GLAAD has documented the anti-LGBTQ history of Donald Trump, including his efforts to restrict the voting rights of people of color and other marginalized groups before and during his presidency. Trump’s full anti-LGBTQ record is available on GLAAD’s Trump Accountability Tracker. The right to vote is a cornerstone of American democracy, and attempts to withhold this fundamental right from some Americans based on race, class, sexual orientation, or gender identity should be a concern for all Americans. Trump’s record on voting rights includes the below.

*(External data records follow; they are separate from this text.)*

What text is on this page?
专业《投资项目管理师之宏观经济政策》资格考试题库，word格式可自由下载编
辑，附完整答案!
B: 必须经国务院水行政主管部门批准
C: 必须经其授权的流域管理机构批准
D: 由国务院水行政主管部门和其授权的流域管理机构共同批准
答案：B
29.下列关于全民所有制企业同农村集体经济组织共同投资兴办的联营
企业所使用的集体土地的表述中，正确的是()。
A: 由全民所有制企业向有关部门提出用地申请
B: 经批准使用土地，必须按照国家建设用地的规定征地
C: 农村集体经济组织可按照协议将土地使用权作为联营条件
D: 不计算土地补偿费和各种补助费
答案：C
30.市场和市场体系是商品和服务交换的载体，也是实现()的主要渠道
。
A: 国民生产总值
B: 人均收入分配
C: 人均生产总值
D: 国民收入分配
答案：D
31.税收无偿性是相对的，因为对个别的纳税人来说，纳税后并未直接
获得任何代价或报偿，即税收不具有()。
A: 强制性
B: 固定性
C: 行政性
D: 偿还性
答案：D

2021—In his first public speech after his November 3, 2020, election loss to Joe Biden, Trump laid out a variety of election proposals, such as limiting absentee voting and days when Americans can vote. He also proposed eliminating mail-in voting, another factor in his loss, as well as requiring voters to show identification when they vote in person and universal signature matching for those who vote by absentee ballot.
2020The NAACP sued Trump, his presidential campaign, and the Republican National Committee (RNC) in the U.S. District Court for the District of Columbia for systematically trying to disenfranchise Black voters in states across the country. The lawsuit alleged that President Trump, the Trump campaign, and the RNC have engaged in a coordinated conspiracy to disenfranchise Black voters by disrupting vote-counting efforts, lodging groundless challenges during recounts, and attempting to block certification of election results through intimidation and coercion of election officials and volunteers. 
2020—Trump falsely claimed that voting-by-mail is “corrupt” and “dangerous,” even while states embraced it as a safe alternative during the COVID-19 pandemic. “Mail ballots are a very dangerous thing for this country because they’re cheaters. They go and collect them. They’re fraudulent in many cases,” Trump said. 
2020—Trump voted absentee, despite criticizing absentee voting. He chose to vote by mail rather than in-person even though his motorcade repeatedly drove right by an early voting site at a Palm Beach County library around the date of the March 2020 election. 
2020—Ruby Freeman and her daughter, Wandrea “Shaye” Moss, both former election workers from Fulton County, Georgia, faced threats of violence after allegations from a Trump-backed conspiracy theory in the aftermath of the 2020 election were found to be “false and unsubstantiated.” 
2019—Trump floated the idea of extending his constitutionally limited time in office, complaining online that two years of his first White House term were “stolen” as a result of special counsel Robert Mueller’s investigation.
2019—Trump’s Department of Justice settled a voting rights lawsuit with the City of Eastpointe, Michigan, filed in 2017. The Department’s complaint alleges the current method of election for the Eastpointe City Council results in black citizens in Eastpointe having less opportunity than white citizens to participate in the political process and to elect candidates of their choice to the city council, in violation of Section 2 of the Voting Rights Act. 
2019—Trump tweeted: “With Universal Mail-In Voting (not Absentee Voting, which is good), 2020 will be the most INACCURATE & FRAUDULENT Election in history…. It will be a great embarrassment to the USA. Delay the Election until people can properly, securely and safely vote???”
2019—Trump’s Department of Justice reversed a 2013 decision that argued Texas should be put under federal supervision after being found to have intentionally discriminated against voters during redistricting so that it wouldn’t do it again.
2019NAACP releases “President Trump’s Judicial Playbook: Weaponizing the Bench to Suppress The Vote,” a report blasting Trump’s judicial appointments as a “central feature of the Administration’s assault on voting rights.”
2018—Trump established then dissolved a voter fraud commission, which he attributed  to various states’ refusal to participate in the board, which was criticized as a misguided step to solve a practically non-existent problem.
2017—Trump’s Department of Justice reversed its position in a high-profile voting case in Ohio, siding with the state in its effort to purge thousands of people from its rolls for not voting in recent elections.
2017—Weeks after Trump took office, the Department of Justice announced it was ending a longstanding legal claim that Texas’ voter ID law—one of the strictest in the country at the time—was passed with discriminatory intent.

GLAAD’s Voter Poll shows:

LGBTQ registered voters are highly motivated as the presidential and key congressional campaigns approach, with 94% indicating they are definitely (83%) or probably (11%) voting this November. 
72% experience negative impacts to their mental health and emotional well-being caused by the current state of political discourse in our country.